Think of a fog computing node as a physical server that resides between the edge devices (thermostats, robots, in-vehicle computers) and the back-end systems, typically hosted on public clouds. The fog nodes respond to an architectural problem: too much latency to pass requests all the way back to the public cloud-based services and not enough horsepower to process the data in the edge device itself.
This three-tier system adds another compute platform that is able to do some—if not most—of the back-end processing. This addresses the concern that cheaper edge devices with lower power don’t have the processing and storage power to deal with the incoming data natively. Now data can be sent to the fog node for processing, without the latency impact of going all the way back to the remote cloud services.
Although fog nodes are a simple solution to a simple issue, you should understand when and when not to use them:
You should use fog nodes when data that is complex or in large amounts need to be processed locally and would overwhelm the edge-based device that is consuming the data as well. In other words, you need something that responds in almost real time, such as a factory robot shutting down when the servers overheat. You want that to be instantaneous.
You should use fog nodes when a human is waiting for the response to return back to the edge device. Like the need to respond to events that can’t wait, humans need to be considered near-real-time architectural components. People are too expensive to be waiting around for responses from the remote cloud systems.

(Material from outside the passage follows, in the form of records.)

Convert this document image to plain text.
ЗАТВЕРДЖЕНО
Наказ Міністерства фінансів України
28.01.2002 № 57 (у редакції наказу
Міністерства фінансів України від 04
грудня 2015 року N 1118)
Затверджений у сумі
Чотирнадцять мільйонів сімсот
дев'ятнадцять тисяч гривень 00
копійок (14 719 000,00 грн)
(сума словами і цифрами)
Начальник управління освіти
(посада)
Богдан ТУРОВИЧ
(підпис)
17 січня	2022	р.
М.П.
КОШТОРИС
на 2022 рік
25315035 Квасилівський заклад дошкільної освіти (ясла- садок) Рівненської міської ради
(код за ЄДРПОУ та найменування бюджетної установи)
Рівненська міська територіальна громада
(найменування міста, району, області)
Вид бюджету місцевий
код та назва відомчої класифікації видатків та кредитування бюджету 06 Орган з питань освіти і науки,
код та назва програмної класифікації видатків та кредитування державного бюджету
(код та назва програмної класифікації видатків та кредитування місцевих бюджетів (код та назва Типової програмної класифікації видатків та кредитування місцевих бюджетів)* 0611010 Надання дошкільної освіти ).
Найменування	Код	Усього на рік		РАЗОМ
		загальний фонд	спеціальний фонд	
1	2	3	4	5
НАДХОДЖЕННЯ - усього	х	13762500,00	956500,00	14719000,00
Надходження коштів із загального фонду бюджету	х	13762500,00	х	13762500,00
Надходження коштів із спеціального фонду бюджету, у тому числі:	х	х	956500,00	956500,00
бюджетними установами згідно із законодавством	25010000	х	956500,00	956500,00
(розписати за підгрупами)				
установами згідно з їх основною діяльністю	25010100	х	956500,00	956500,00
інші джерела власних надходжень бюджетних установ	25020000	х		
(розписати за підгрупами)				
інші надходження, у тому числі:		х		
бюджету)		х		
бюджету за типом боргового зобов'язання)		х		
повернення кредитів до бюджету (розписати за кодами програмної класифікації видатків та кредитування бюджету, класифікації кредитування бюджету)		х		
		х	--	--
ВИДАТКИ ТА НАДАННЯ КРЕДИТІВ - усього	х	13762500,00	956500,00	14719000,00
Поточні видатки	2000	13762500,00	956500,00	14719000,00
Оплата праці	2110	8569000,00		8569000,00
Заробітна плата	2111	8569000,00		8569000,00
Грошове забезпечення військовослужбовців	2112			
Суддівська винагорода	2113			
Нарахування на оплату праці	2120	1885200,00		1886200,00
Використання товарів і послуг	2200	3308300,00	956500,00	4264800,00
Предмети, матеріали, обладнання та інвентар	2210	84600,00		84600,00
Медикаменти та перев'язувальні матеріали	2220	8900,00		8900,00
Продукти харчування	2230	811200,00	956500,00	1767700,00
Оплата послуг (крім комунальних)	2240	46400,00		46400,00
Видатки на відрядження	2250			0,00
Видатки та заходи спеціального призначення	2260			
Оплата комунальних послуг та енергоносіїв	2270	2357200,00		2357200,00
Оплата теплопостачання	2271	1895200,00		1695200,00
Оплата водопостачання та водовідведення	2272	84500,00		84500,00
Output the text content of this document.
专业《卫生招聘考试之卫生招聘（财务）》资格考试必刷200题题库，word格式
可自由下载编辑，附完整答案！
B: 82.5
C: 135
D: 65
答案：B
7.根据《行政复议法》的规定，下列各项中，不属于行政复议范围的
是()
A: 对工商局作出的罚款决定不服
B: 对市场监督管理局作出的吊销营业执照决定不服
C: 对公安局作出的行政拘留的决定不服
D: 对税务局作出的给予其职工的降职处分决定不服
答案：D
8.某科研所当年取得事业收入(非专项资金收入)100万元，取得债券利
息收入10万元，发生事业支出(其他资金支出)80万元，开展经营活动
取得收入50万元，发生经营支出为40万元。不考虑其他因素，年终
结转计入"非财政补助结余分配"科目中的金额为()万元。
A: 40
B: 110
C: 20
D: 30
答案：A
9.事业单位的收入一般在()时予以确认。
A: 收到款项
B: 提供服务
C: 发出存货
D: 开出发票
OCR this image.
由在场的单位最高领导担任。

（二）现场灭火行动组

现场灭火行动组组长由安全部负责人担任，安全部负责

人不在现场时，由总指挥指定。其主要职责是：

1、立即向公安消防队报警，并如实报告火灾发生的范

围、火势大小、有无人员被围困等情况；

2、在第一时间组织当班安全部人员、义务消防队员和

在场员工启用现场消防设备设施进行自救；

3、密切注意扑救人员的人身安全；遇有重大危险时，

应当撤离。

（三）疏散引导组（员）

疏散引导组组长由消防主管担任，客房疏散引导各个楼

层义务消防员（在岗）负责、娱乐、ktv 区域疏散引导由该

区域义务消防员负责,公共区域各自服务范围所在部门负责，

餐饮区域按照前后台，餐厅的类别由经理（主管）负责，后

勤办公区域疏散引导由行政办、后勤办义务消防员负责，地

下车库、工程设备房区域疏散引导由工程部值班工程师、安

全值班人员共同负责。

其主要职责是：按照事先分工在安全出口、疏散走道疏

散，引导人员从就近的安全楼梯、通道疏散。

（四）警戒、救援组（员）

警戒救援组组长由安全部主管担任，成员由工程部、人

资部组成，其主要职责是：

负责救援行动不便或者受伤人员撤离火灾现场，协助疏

You should use fog nodes when you’re multiplexing data from several different types of edge devices or sending several different types of data. The fog node manages the processing of data from several edge devices at once, dealing with things such as semantic transformation of the data before sending it to the back-end cloud servers. Or the fog node can process and respond directly to the edge-based device.
Basically, you should not use fog nodes unless the architecture and requirements fit the above criteria. In my book, they should be used sparingly, especially considering that they add cost and operational complexity—and another layer that can fail.
Your best bet for now is to exclude them, and then figure out if you have situations where they can be of use.